Lichen planus (LY-kin PLAN-us) is a chronic condition that affects the skin and the lining of the mouth. It is usually temporary, lasting 10 years, on average, and most often affects adults between the ages of 30 and 60.

On the skin, lichen planus appears as clusters of small, itchy, red-purple, flat-topped bumps, usually on the forearms and thighs. In the mouth (also known as oral lichen planus) it has two basic forms: 
  • Reticular lichen planus comes from the lace-like pattern of fine white lines that appear on the inside of the cheeks, gums, and tongue. Usually, this form of lichen planus does not require treatment. It is asymptomatic, and does not hurt.

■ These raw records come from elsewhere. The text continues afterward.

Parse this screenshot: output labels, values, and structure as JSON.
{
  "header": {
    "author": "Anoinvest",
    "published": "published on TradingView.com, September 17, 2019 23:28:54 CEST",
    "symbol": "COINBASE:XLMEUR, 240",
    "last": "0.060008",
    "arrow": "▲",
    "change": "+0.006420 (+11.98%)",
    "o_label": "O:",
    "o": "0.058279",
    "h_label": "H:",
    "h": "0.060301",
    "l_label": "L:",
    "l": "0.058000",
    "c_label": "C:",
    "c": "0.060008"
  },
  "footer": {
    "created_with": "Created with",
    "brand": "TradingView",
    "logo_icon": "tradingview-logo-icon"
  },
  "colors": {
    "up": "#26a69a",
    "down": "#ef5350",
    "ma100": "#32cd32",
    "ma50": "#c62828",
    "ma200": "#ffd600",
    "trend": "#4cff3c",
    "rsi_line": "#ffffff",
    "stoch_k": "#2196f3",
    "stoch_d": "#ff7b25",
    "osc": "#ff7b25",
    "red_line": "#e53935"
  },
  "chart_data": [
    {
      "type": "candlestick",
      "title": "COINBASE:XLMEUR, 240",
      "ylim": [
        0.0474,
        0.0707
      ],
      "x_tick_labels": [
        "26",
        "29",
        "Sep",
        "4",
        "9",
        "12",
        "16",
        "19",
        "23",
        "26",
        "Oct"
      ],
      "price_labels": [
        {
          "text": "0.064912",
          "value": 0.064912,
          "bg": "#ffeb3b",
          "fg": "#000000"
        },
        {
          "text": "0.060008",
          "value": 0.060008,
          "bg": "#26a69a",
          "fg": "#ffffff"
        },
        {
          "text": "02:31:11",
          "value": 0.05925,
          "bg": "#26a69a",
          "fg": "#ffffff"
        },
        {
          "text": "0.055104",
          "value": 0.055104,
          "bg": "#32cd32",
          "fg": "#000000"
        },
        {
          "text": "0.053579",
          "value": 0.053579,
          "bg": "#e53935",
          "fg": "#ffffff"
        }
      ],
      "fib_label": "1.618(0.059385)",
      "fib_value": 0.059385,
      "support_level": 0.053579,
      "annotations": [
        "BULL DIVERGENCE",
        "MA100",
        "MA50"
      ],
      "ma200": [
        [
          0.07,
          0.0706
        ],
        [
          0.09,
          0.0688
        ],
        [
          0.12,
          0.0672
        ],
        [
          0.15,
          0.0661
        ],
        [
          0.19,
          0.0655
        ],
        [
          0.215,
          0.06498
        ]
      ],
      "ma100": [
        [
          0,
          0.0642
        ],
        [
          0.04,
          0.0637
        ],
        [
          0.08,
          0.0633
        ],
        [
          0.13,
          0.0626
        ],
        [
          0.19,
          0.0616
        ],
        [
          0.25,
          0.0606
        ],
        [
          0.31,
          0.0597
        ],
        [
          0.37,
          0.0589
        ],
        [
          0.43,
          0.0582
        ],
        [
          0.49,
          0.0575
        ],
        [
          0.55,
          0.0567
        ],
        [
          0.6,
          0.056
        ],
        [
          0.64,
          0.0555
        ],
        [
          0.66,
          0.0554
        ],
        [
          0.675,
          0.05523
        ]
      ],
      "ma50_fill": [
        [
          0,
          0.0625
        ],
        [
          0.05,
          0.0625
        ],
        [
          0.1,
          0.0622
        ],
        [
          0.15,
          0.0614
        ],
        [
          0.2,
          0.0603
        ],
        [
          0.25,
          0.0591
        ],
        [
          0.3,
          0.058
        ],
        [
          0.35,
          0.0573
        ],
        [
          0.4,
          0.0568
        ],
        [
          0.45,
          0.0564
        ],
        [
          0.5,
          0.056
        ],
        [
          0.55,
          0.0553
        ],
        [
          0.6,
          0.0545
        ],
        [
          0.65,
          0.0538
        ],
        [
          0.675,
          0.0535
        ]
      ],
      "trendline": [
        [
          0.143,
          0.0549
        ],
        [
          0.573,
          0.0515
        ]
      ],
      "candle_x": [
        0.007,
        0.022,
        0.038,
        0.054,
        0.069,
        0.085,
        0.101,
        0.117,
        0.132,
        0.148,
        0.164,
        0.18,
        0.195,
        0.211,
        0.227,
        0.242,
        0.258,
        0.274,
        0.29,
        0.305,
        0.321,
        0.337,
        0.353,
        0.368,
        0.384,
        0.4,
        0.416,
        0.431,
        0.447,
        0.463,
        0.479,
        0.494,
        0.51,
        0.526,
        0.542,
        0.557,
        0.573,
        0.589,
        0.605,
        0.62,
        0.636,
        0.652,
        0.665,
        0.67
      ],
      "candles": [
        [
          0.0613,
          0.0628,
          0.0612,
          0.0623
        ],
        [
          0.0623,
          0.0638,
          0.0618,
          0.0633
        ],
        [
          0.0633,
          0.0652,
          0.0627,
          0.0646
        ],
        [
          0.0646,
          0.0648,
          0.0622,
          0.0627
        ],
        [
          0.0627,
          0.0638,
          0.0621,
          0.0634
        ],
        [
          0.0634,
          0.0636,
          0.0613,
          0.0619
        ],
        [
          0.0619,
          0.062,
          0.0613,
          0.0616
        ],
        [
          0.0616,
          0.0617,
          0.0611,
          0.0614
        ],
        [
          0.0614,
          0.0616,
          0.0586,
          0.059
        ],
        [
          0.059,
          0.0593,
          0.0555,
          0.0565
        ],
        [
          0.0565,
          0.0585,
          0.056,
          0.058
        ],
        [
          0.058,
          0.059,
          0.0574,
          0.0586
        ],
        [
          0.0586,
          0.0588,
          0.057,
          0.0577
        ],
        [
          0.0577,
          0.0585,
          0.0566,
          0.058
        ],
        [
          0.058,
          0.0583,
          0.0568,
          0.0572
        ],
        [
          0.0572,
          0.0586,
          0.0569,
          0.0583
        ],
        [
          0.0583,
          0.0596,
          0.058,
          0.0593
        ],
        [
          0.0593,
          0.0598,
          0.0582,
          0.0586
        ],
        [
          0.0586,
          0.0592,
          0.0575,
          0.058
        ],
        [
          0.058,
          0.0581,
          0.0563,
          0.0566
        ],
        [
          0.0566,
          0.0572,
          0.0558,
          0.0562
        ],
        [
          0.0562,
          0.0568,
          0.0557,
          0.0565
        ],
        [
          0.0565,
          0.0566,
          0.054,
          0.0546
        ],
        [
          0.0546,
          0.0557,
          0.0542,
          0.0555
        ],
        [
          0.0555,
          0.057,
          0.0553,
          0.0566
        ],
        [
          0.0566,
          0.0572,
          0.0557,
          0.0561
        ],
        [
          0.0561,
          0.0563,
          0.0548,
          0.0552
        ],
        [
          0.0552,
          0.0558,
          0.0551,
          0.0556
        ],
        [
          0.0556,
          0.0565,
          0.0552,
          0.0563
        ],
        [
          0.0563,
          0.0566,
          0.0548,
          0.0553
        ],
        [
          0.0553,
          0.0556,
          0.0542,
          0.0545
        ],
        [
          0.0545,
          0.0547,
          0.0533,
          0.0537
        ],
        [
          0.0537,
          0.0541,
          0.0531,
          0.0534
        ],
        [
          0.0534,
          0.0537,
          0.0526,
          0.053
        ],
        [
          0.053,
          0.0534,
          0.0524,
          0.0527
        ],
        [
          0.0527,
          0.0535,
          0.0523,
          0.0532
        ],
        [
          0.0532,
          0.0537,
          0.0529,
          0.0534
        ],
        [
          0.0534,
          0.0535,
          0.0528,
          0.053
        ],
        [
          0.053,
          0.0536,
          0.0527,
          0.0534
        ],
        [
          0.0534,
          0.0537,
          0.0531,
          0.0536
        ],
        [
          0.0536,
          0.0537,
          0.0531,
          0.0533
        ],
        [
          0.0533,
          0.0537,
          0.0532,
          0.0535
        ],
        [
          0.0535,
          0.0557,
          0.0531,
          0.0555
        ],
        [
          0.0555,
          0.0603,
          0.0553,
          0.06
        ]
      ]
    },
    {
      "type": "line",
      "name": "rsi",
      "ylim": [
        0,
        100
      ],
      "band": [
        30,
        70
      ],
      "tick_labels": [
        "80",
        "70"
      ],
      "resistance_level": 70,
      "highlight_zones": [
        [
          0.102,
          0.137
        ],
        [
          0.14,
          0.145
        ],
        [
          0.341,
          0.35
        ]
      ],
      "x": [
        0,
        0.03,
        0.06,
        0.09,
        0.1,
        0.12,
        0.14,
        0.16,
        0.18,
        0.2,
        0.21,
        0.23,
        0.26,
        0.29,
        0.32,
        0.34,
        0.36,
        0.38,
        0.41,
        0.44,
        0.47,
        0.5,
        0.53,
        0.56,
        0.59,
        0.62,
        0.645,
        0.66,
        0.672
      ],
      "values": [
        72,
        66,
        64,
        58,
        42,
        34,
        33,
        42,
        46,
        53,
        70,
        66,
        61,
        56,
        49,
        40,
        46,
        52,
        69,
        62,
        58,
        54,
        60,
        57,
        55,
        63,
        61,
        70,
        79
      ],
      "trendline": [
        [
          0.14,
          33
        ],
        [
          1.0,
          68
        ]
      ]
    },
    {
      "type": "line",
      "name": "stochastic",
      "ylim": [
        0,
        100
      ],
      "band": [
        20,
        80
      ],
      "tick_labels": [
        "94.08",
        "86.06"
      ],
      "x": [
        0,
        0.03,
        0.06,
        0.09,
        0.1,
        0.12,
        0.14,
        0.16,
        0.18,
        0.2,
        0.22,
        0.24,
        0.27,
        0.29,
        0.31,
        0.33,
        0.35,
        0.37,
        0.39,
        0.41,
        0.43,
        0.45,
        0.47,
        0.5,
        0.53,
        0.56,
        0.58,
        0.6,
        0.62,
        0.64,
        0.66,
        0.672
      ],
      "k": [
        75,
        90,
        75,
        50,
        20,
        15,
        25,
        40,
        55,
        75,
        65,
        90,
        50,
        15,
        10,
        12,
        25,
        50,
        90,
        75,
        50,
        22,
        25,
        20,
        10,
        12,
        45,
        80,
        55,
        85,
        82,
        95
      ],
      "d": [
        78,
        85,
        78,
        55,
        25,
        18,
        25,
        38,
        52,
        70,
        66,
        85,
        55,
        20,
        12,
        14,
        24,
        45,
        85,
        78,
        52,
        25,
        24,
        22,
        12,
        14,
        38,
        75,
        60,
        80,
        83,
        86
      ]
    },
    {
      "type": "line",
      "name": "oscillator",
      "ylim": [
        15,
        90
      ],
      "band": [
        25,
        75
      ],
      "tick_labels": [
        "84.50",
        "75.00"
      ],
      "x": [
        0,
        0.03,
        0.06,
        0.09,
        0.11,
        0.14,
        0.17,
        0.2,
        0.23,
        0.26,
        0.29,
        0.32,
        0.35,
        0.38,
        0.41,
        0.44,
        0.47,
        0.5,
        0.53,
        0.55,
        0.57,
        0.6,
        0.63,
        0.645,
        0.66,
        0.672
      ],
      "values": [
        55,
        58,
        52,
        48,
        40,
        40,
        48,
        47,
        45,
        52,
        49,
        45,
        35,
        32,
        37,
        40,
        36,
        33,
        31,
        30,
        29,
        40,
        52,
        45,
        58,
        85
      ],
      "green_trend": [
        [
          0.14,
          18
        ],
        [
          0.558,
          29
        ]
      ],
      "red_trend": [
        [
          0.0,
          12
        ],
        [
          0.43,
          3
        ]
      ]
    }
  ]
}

  • Erosive lichen planus causes sores, or erosions to form on the lining of the mouth. Like the reticular form, these sores form on the cheeks, tongue and gums. Erosive lichen planus usually requires treatment. Your doctor may prescribe a powerful topical anti-inflammatory drug to help with the pain.
The exact cause of lichen planus is unknown, according to the American Academy of Oral and Maxillofacial Pathology. Research suggests that the immune cells, which normally protect us by destroying bacteria or viruses, start attacking the skin or the lining of the mouth.

While there is no “cure” for lichen planus, it is a manageable condition. If you think you might suffer from lichen planus, you should talk with your dentist or doctor. They can determine what treatment (if any) is needed.